Zaporizhzhia Arch Bridge (Арковий міст у Запоріжжі) is the longest arch bridge in Ukraine. The bridge connects the west bank area of Zaporizhzhia with the north side of Khortytsia Island by spanning the smaller eastern branch of the River Dnieper.

==History==
In 1970, the construction of the DniproHES-2 hydroelectric plant began. The plans called for the project to take 10 years. When at full pace, the movement of construction materials from the Khortytskyi District of Zaporizhzhia on the west bank of the Dnipner, to the construction site, would produce too much traffic for the temporary bridge, built after World War II, to handle. In addition, during the construction of DniproHES-2, the road on top of the dam would be blocked, which would also increase the traffic on the temporary bridge.

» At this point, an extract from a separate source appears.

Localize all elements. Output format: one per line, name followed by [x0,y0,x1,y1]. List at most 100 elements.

For these reasons, architectural and engineering plans were drawn up for a new permanent bridge. The new bridge would span from the western bank of the Dnieper to the northern side of the mid-river island Khortytsia. It would provide access to the Preobrazhensky Bridge near the southeast end of the island, which crossed the wider east channel of the Dnieper.

Construction began in 1970, and took until 1974 to complete. It began on the west bank in the Khortytskyi District. The construction contractor was a trust, the Urban Development Office of the Upper-Dnieper basin of the Ministry of Transport Construction of the USSR.

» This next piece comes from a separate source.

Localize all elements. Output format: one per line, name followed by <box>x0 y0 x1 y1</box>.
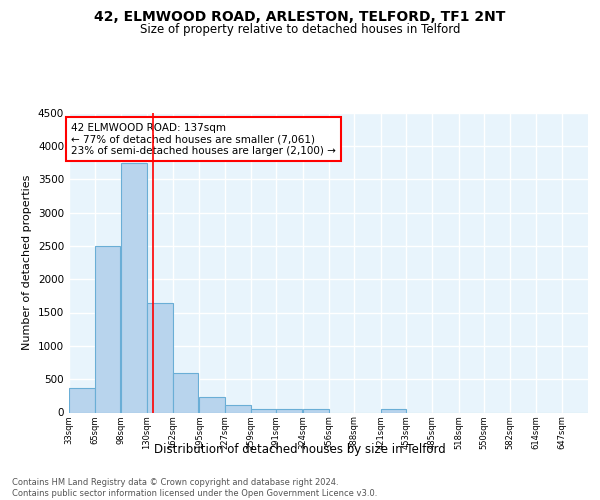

The bridge is a single-arch, steel frame. The steel frame was produced at the Dnieper Steel Frame Factory. The assembly and installation were conducted by the Construction Bridge Brigade #12, led by Precinct Chief Zalyubovsky. By 1973 the Bridge Brigade had assembled, and installed, over 200 tonnes of the steel frame.

The Zaporizhzhia Arch Bridge was the first Soviet bridge to be constructed by fully assembling the deck truss on barges, and on the two river banks. Then the 205 meter-long steel-truss was hoisted into place atop the arch as a single unit.

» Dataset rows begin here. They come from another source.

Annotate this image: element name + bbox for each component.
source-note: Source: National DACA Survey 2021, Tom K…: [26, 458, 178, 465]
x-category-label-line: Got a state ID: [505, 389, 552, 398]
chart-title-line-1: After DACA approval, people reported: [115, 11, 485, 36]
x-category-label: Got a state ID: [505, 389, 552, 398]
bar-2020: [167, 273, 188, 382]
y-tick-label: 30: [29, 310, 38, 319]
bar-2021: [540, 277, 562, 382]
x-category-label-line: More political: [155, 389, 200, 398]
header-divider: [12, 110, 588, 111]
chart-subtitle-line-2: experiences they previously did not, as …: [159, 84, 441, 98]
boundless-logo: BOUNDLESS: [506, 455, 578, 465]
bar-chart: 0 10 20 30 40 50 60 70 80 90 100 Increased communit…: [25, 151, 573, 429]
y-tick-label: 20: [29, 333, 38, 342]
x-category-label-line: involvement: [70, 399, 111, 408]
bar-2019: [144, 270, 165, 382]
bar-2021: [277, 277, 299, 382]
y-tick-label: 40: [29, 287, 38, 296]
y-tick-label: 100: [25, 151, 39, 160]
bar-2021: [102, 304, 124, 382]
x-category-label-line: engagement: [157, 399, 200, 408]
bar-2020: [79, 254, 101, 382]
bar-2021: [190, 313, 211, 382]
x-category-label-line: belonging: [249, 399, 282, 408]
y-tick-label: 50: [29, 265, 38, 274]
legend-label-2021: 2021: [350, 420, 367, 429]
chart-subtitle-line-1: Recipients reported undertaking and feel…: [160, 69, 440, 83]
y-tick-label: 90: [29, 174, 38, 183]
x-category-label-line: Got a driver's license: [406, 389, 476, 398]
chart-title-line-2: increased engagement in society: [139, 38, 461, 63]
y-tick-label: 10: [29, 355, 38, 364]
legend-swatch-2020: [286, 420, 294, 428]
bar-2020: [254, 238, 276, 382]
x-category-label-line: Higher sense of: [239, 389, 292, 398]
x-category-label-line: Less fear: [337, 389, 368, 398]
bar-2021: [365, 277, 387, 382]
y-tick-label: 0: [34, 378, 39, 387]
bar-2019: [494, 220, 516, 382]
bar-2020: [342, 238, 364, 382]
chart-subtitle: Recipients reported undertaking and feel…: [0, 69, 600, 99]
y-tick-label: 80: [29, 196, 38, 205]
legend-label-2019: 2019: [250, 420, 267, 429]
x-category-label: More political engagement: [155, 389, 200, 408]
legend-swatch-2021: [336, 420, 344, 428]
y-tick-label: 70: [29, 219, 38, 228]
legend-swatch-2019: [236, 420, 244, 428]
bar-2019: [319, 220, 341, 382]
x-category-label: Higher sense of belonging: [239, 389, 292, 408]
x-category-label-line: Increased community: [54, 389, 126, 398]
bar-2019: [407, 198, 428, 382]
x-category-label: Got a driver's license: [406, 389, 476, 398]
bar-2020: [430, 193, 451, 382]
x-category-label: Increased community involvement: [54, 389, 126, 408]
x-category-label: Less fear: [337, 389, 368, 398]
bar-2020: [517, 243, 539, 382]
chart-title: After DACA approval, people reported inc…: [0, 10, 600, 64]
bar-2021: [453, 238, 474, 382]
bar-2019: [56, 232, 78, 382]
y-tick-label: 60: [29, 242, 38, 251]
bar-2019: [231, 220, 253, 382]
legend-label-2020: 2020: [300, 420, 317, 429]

Upon completion of installation, testing of the bridge's load-bearing structures began. Testing was conducted by a staff of the Bridge Dynamics Laboratory of the Dnipropetrovsk Institute of Transport Engineers (today part of the Dnieper National University of Rail Transport). The bridge span over the arch above the river was tested first. Then the two portions on either bank, not above the arch, were tested. The tests consisted of 50 dump trucks, each loaded to weigh 25 tonnes, and driven into place one at a time until the full test load of 1,250 tonnes was achieved. Monitoring gauges were installed on elements of the steel structure to measure, and record, the load values, and the deformation of the elements.

The trolleybus line across Khortytsia Island, in addition to the Arch Bridge, passed through the Preobrazhenskyi Bridge. It was closed in 2001, when the Arch Bridge was under reconstruction, and the contact network was dismantled to protect it from theft. After the opening of the Arch Bridge in 2003, the restoration of the trolleybus line was deemed inexpedient.

On September 13, 2019, route 1 (Square of Trade Unions - Khortytsia Tourist Camp) was opened, with Dnipro T203 trolleybuses with the option of autonomous operation. Since February 25, 2022, the operation of trolleybus route No. 1 has been temporarily suspended due to the large-scale Russian invasion of Ukraine, so Dnipro T203 trolleybuses that served this route were redirected from March 1, 2022, to serve a new route connecting the 4th Southern District with the 2nd Shevchenkivskyi District.